Enrique Arias Vega / A CONTRACORRIENTE
Que me aspen si entiendo esa tonta manía de inundar las redes sociales con fotos de nuestros hijos y de nuestros nietos.
Contradictoriamente, nos desgañitamos, por una parte, en defender los derechos individuales; el primero de todos, la privacidad personal. Por otra, nos pasamos por el arco de triunfo ese derecho al colocar en la red imágenes muchas veces ridículas de nosotros mismos y de nuestro entorno, al alcance de cualquier persona y con cualquier intención.

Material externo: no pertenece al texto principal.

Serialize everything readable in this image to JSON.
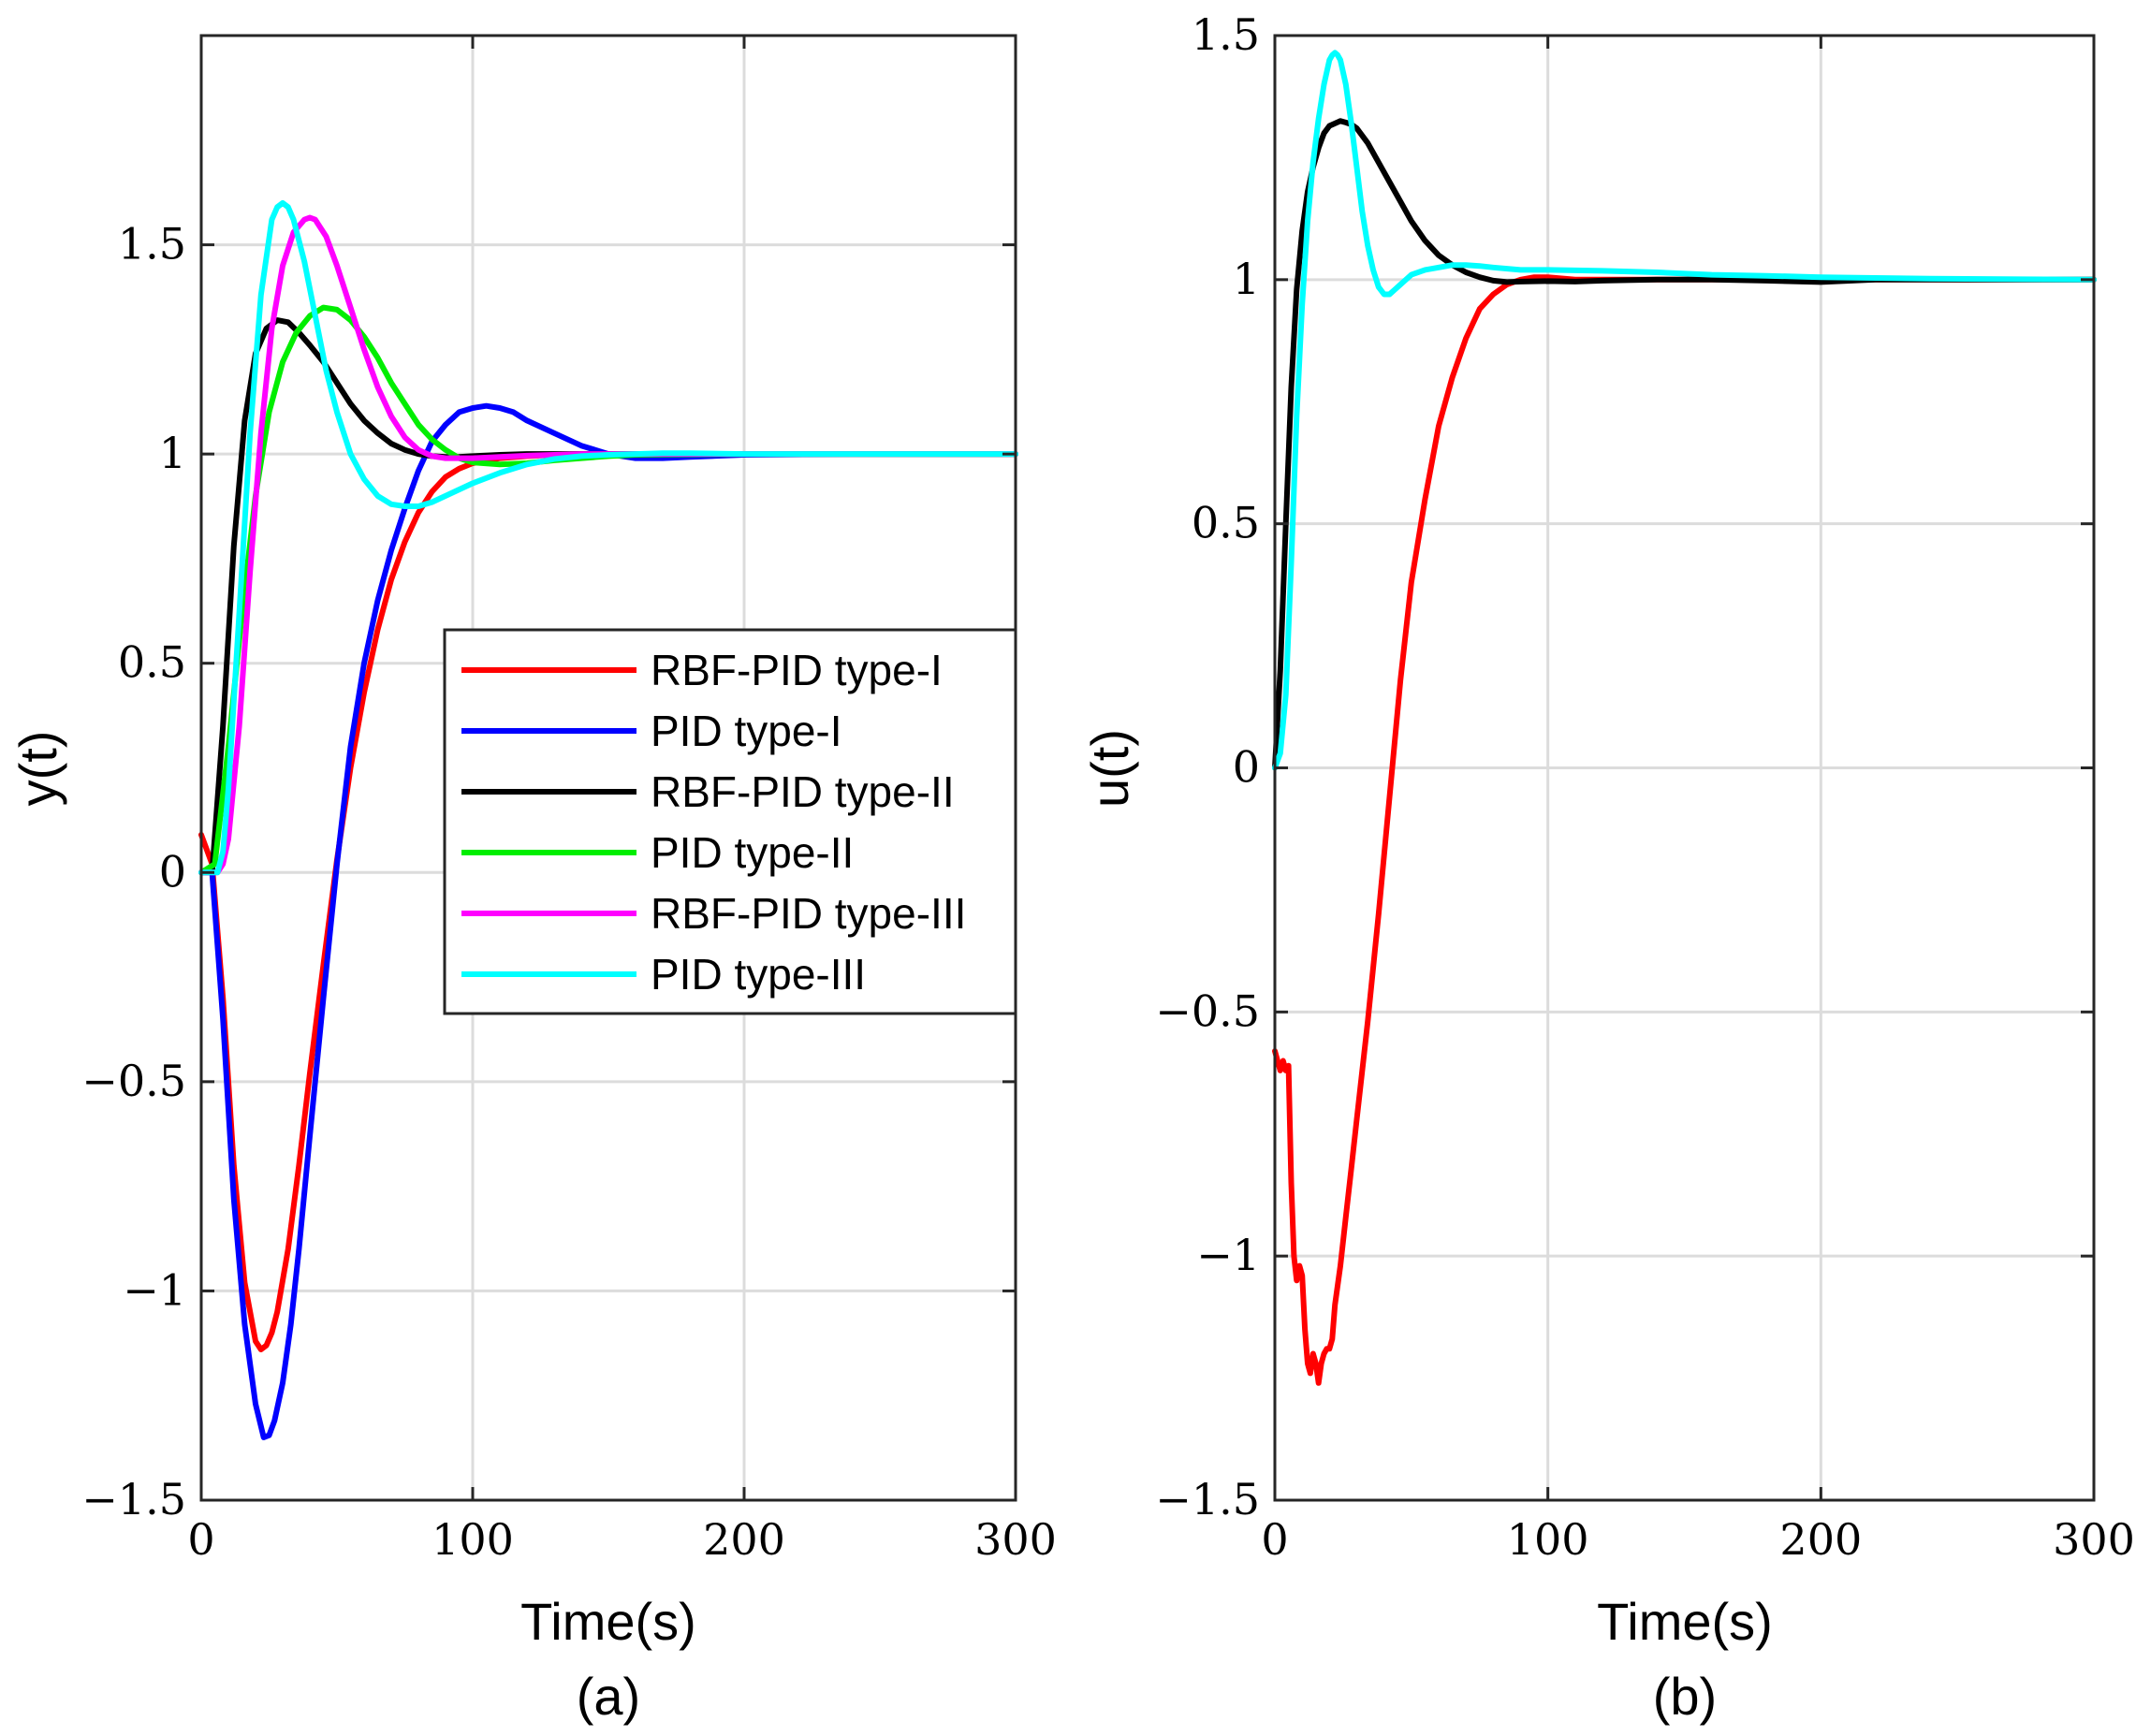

¿Cómo vamos, pues, a educar a nuestros menores de edad en el respeto y la protección de la intimidad y la privacidad personales cuando nosotros somos los primeros en vulnerar dichos valores?
En teoría, y según la ley, “los menores tienen derecho al honor, a la intimidad personal y familiar y a la propia imagen”. Tanto es así, que los profesionales de los medios de comunicación se tientan muy mucho la ropa antes de sacar la figura de un menor sin permiso de sus padres. Es más: suelen tapar o pixelar su rostro, incluso en las situaciones más inocuas, aun a riesgo de hacer menos inteligible la información de que se trate.
Todo, antes de que les caiga un puro legal por el uso indebido o expuesto de la imagen del menor. En su prevención, los medios hasta velan el rostro del niño o niña, aunque haya muerto y ya no tenga, por desgracia, derechos que preservar.
Por eso, resulta hiriente y paradójico que quienes más obligación tienen de respetar y proteger la imagen de los pequeños (sus padres, parientes y tutores) sean quienes más la exponen a su utilización inadecuada o incorrecta por parte de cualquiera: desde la exhibición de circunstancias grotescas hasta su posible utilización por grupos criminales o pedófilos.
No se trata de ninguna exageración. Menos, todavía, si se tiene en cuenta que la pervivencia de esas imágenes en la red es permanente y que su difusión resulta incontrolada. Por eso, caso de producirse luego el arrepentimiento, nos encontramos ante un hecho definitivo e irreversible.